DETAIL 3.2026
Aus dem Editorial DETAIL 3.2026
Whispering Woods
Die Natur weiß es besser. Kreislauf ist für sie kein unbekannter Prozess, sondern selbstverständliche Grundlage allen Seins. Ebenso, wie in der Natur nichts liegen bleibt, wird auch niemals Energie verschwendet. Was konsequent dazu führt, dass in jedem Ende ein neuer Anfang innewohnt.
Auch wenn es vor über 50 Jahren bereits kluge Ideen und Ansätze gab, die so vieles besser machen wollten, haftet dem ökologischen Bauen bis jetzt das trockene Image von Haferflocken an. Wer einmal in einem Haus aus Holz, Lehm oder Stroh stand, hat erfahren, dass Architektur so viel mehr bedeutet als „form follows function“. Naturbaustoffe folgen heute weniger einer Ideologie, sondern meist pragmatischen Entscheidungen und dem Streben nach Dauerhaftigkeit.
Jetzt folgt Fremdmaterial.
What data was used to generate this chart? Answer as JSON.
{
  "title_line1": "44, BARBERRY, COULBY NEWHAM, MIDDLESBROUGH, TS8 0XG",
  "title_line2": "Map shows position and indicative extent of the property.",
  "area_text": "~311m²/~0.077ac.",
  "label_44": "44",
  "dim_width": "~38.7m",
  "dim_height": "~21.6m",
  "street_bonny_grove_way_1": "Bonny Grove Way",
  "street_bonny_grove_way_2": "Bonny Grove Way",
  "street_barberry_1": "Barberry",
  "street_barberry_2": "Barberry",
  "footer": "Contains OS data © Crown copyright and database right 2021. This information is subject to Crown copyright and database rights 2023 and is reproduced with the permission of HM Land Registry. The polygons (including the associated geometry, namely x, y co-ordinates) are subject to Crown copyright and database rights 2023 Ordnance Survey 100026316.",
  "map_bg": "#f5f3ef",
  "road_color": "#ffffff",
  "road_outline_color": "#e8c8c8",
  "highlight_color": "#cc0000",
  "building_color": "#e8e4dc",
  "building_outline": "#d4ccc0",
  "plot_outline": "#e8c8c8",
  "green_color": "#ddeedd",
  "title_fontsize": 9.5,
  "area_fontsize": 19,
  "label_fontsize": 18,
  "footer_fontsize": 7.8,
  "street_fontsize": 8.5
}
Dass sich Hightech und „Öko“ zu einer Synthese verbinden, überzeugt längst auch mit ästhetischem Anspruch.
Wir zeigen in diesem Heft deshalb die Schönheit und Potenziale von Naturstein, Hanfziegeln und Hanfbeton, besuchen einen wiederaufgebauten Strickbau, der die Definition Immobilie auf den Kopf stellt, blicken einem 16-geschossigen Wohnungsbau aus Holz hinter die Fassaden und untersuchen die Holz-Lehm-Decke für Hortus, Schlüsselprojekt für das Büro Herzog & de Meuron. Entscheidend sind für Alexander Franz, Project Director & Associate Architect, die Zertifizierungen für Bauelemente. Bei Hortus dient der Lehm in der Decke als Teil des Brandschutzkonzeptes. Der Gamechanger ist bereits brandschutzzertifiziert für die Schweiz, kein Herrschaftswissen und es gilt wie in der Natur: Nachahmen erlaubt.